Edit: nevermind, forgot about the grenade itself.
Maybe Fallout has become a bit too sandbox over the years. It has lost its own course.
Then again: if it was only for the role-playing aspect, why ammo-weight in survival? That kinda forces you to invest into Strength- and/or weight-increasing/supporting perks. And even then it drastically decreases your looting- and ammo-carrying options.
I mean sry, but normal difficulty is a bit dull over all. You don't even understand, why food and water actually exists in this game. On normal difficulty you just need medikits. You can eat food and drink water, but it feels dull overall. That general concept feels incomplete.

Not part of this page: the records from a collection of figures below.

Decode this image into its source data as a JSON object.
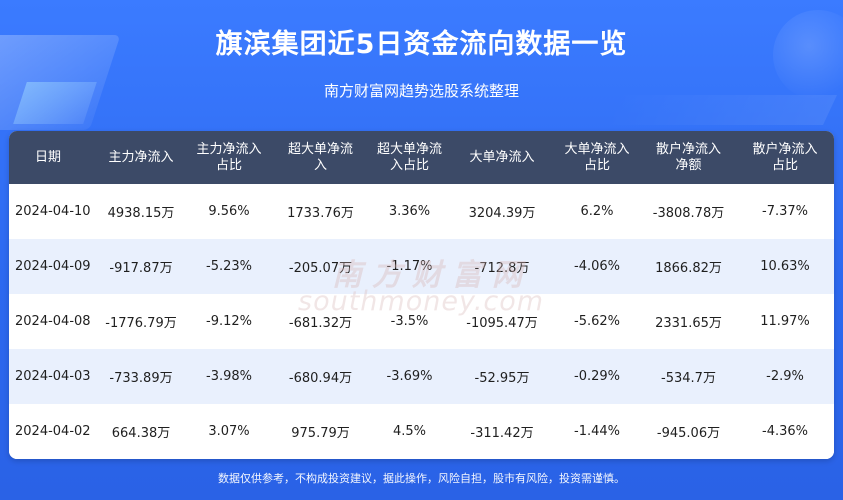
{
  "title": "旗滨集团近5日资金流向数据一览",
  "subtitle": "南方财富网趋势选股系统整理",
  "table": {
    "headers": [
      [
        "日期"
      ],
      [
        "主力净流入"
      ],
      [
        "主力净流入",
        "占比"
      ],
      [
        "超大单净流",
        "入"
      ],
      [
        "超大单净流",
        "入占比"
      ],
      [
        "大单净流入"
      ],
      [
        "大单净流入",
        "占比"
      ],
      [
        "散户净流入",
        "净额"
      ],
      [
        "散户净流入",
        "占比"
      ]
    ],
    "rows": [
      [
        "2024-04-10",
        "4938.15万",
        "9.56%",
        "1733.76万",
        "3.36%",
        "3204.39万",
        "6.2%",
        "-3808.78万",
        "-7.37%"
      ],
      [
        "2024-04-09",
        "-917.87万",
        "-5.23%",
        "-205.07万",
        "-1.17%",
        "-712.8万",
        "-4.06%",
        "1866.82万",
        "10.63%"
      ],
      [
        "2024-04-08",
        "-1776.79万",
        "-9.12%",
        "-681.32万",
        "-3.5%",
        "-1095.47万",
        "-5.62%",
        "2331.65万",
        "11.97%"
      ],
      [
        "2024-04-03",
        "-733.89万",
        "-3.98%",
        "-680.94万",
        "-3.69%",
        "-52.95万",
        "-0.29%",
        "-534.7万",
        "-2.9%"
      ],
      [
        "2024-04-02",
        "664.38万",
        "3.07%",
        "975.79万",
        "4.5%",
        "-311.42万",
        "-1.44%",
        "-945.06万",
        "-4.36%"
      ]
    ]
  },
  "watermark": {
    "cn": "南方财富网",
    "en": "southmoney.com"
  },
  "footer": "数据仅供参考，不构成投资建议，据此操作，风险自担，股市有风险，投资需谨慎。",
  "colors": {
    "background": "#2f6ef2",
    "header_row": "#3c4a67",
    "alt_row": "#e9f0fd"
  }
}
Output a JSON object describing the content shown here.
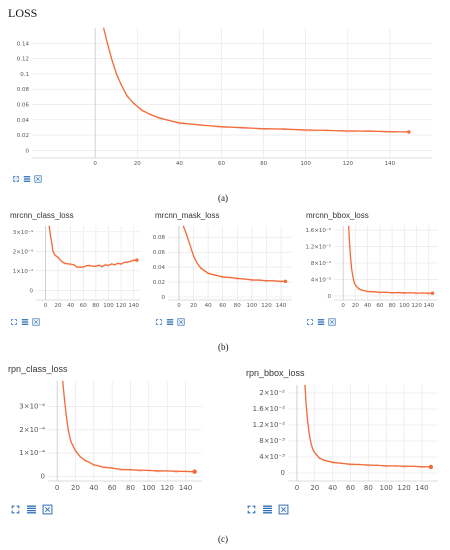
{
  "panels": [
    {
      "label": "(a)"
    },
    {
      "label": "(b)"
    },
    {
      "label": "(c)"
    }
  ],
  "toolbar": {
    "icons": [
      "fullscreen-icon",
      "list-icon",
      "fit-domain-icon"
    ]
  },
  "colors": {
    "series": "#f26b3a",
    "smoothed": "#f7c4ad",
    "grid": "#e5e5e5"
  },
  "chart_data": [
    {
      "id": "loss",
      "type": "line",
      "title": "LOSS",
      "xlim": [
        -30,
        160
      ],
      "ylim": [
        -0.01,
        0.16
      ],
      "xticks": [
        0,
        20,
        40,
        60,
        80,
        100,
        120,
        140
      ],
      "yticks": [
        0,
        0.02,
        0.04,
        0.06,
        0.08,
        0.1,
        0.12,
        0.14
      ],
      "ytick_labels": [
        "0",
        "0.02",
        "0.04",
        "0.06",
        "0.08",
        "0.1",
        "0.12",
        "0.14"
      ],
      "series": [
        {
          "x": [
            4,
            6,
            8,
            10,
            12,
            15,
            18,
            22,
            26,
            30,
            35,
            40,
            50,
            60,
            70,
            80,
            90,
            100,
            110,
            120,
            130,
            140,
            149
          ],
          "y": [
            0.16,
            0.138,
            0.118,
            0.101,
            0.088,
            0.072,
            0.062,
            0.053,
            0.047,
            0.043,
            0.039,
            0.036,
            0.033,
            0.031,
            0.0295,
            0.0285,
            0.0277,
            0.0268,
            0.026,
            0.0255,
            0.025,
            0.0245,
            0.024
          ]
        }
      ]
    },
    {
      "id": "mrcnn_class_loss",
      "type": "line",
      "title": "mrcnn_class_loss",
      "xlim": [
        -15,
        150
      ],
      "ylim": [
        -5e-05,
        0.00033
      ],
      "xticks": [
        0,
        20,
        40,
        60,
        80,
        100,
        120,
        140
      ],
      "yticks": [
        0,
        0.0001,
        0.0002,
        0.0003
      ],
      "ytick_labels": [
        "0",
        "1×10⁻⁴",
        "2×10⁻⁴",
        "3×10⁻⁴"
      ],
      "series": [
        {
          "x": [
            6,
            8,
            10,
            12,
            15,
            20,
            25,
            30,
            35,
            40,
            45,
            50,
            55,
            60,
            65,
            70,
            75,
            80,
            85,
            90,
            95,
            100,
            105,
            110,
            115,
            120,
            125,
            130,
            135,
            140,
            145
          ],
          "y": [
            0.00033,
            0.00028,
            0.00024,
            0.0002,
            0.00018,
            0.00017,
            0.00015,
            0.00014,
            0.000135,
            0.000135,
            0.00013,
            0.00012,
            0.000118,
            0.00012,
            0.000125,
            0.000128,
            0.000122,
            0.000125,
            0.000128,
            0.000122,
            0.00013,
            0.000128,
            0.000135,
            0.000132,
            0.000138,
            0.000135,
            0.000142,
            0.000145,
            0.000148,
            0.000155,
            0.000155
          ]
        }
      ]
    },
    {
      "id": "mrcnn_mask_loss",
      "type": "line",
      "title": "mrcnn_mask_loss",
      "xlim": [
        -15,
        155
      ],
      "ylim": [
        -0.004,
        0.095
      ],
      "xticks": [
        0,
        20,
        40,
        60,
        80,
        100,
        120,
        140
      ],
      "yticks": [
        0,
        0.02,
        0.04,
        0.06,
        0.08
      ],
      "ytick_labels": [
        "0",
        "0.02",
        "0.04",
        "0.06",
        "0.08"
      ],
      "series": [
        {
          "x": [
            6,
            10,
            15,
            20,
            25,
            30,
            35,
            40,
            50,
            60,
            70,
            80,
            90,
            100,
            110,
            120,
            130,
            140,
            146
          ],
          "y": [
            0.095,
            0.085,
            0.07,
            0.055,
            0.045,
            0.039,
            0.035,
            0.032,
            0.029,
            0.027,
            0.026,
            0.025,
            0.024,
            0.023,
            0.0225,
            0.022,
            0.0215,
            0.021,
            0.021
          ]
        }
      ]
    },
    {
      "id": "mrcnn_bbox_loss",
      "type": "line",
      "title": "mrcnn_bbox_loss",
      "xlim": [
        -15,
        155
      ],
      "ylim": [
        -0.001,
        0.017
      ],
      "xticks": [
        0,
        20,
        40,
        60,
        80,
        100,
        120,
        140
      ],
      "yticks": [
        0,
        0.004,
        0.008,
        0.012,
        0.016
      ],
      "ytick_labels": [
        "0",
        "4×10⁻³",
        "8×10⁻³",
        "1.2×10⁻²",
        "1.6×10⁻²"
      ],
      "series": [
        {
          "x": [
            9,
            10,
            12,
            14,
            16,
            18,
            20,
            25,
            30,
            40,
            50,
            60,
            70,
            80,
            90,
            100,
            110,
            120,
            130,
            140,
            146
          ],
          "y": [
            0.017,
            0.014,
            0.0095,
            0.0065,
            0.0045,
            0.0033,
            0.0026,
            0.0018,
            0.0014,
            0.0011,
            0.001,
            0.0009,
            0.00085,
            0.0008,
            0.00078,
            0.00075,
            0.00072,
            0.0007,
            0.00068,
            0.00066,
            0.00065
          ]
        }
      ]
    },
    {
      "id": "rpn_class_loss",
      "type": "line",
      "title": "rpn_class_loss",
      "xlim": [
        -10,
        158
      ],
      "ylim": [
        -2e-05,
        0.00041
      ],
      "xticks": [
        0,
        20,
        40,
        60,
        80,
        100,
        120,
        140
      ],
      "yticks": [
        0,
        0.0001,
        0.0002,
        0.0003
      ],
      "ytick_labels": [
        "0",
        "1×10⁻⁴",
        "2×10⁻⁴",
        "3×10⁻⁴"
      ],
      "series": [
        {
          "x": [
            6,
            8,
            10,
            12,
            15,
            20,
            25,
            30,
            35,
            40,
            45,
            50,
            60,
            70,
            80,
            90,
            100,
            110,
            120,
            130,
            140,
            150
          ],
          "y": [
            0.00041,
            0.00033,
            0.00026,
            0.0002,
            0.00015,
            0.00011,
            8.5e-05,
            7e-05,
            6e-05,
            5e-05,
            4.5e-05,
            4e-05,
            3.5e-05,
            3e-05,
            2.8e-05,
            2.7e-05,
            2.5e-05,
            2.4e-05,
            2.3e-05,
            2.2e-05,
            2.1e-05,
            2e-05
          ]
        }
      ]
    },
    {
      "id": "rpn_bbox_loss",
      "type": "line",
      "title": "rpn_bbox_loss",
      "xlim": [
        -10,
        158
      ],
      "ylim": [
        -0.002,
        0.022
      ],
      "xticks": [
        0,
        20,
        40,
        60,
        80,
        100,
        120,
        140
      ],
      "yticks": [
        0,
        0.004,
        0.008,
        0.012,
        0.016,
        0.02
      ],
      "ytick_labels": [
        "0",
        "4×10⁻³",
        "8×10⁻³",
        "1.2×10⁻²",
        "1.6×10⁻²",
        "2×10⁻²"
      ],
      "series": [
        {
          "x": [
            9,
            10,
            12,
            14,
            16,
            18,
            20,
            25,
            30,
            40,
            50,
            60,
            70,
            80,
            90,
            100,
            110,
            120,
            130,
            140,
            150
          ],
          "y": [
            0.022,
            0.018,
            0.013,
            0.0095,
            0.0072,
            0.0058,
            0.005,
            0.0038,
            0.0032,
            0.0027,
            0.0024,
            0.0022,
            0.0021,
            0.002,
            0.0019,
            0.0018,
            0.00175,
            0.0017,
            0.00165,
            0.0016,
            0.0015
          ]
        }
      ]
    }
  ]
}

But why didn't Bethesda solve that better? Why does food/water only make sense on survival or ultra hard? There you even need water to balance out chems to some degree. That doesn't make the role-playing aspect any better. That just feels weird - like the entire game does. I mean, the storyline feels dull and meaningless, too. It's like Bethesda wanted to create a base- or rather settlement-building game, instead of a story-driven RPG right from the beginning.
No ammo weight breaks roleplay more. Carrying all thosr thousands of bullets, fatmans rockets.. and jumping like a bunny.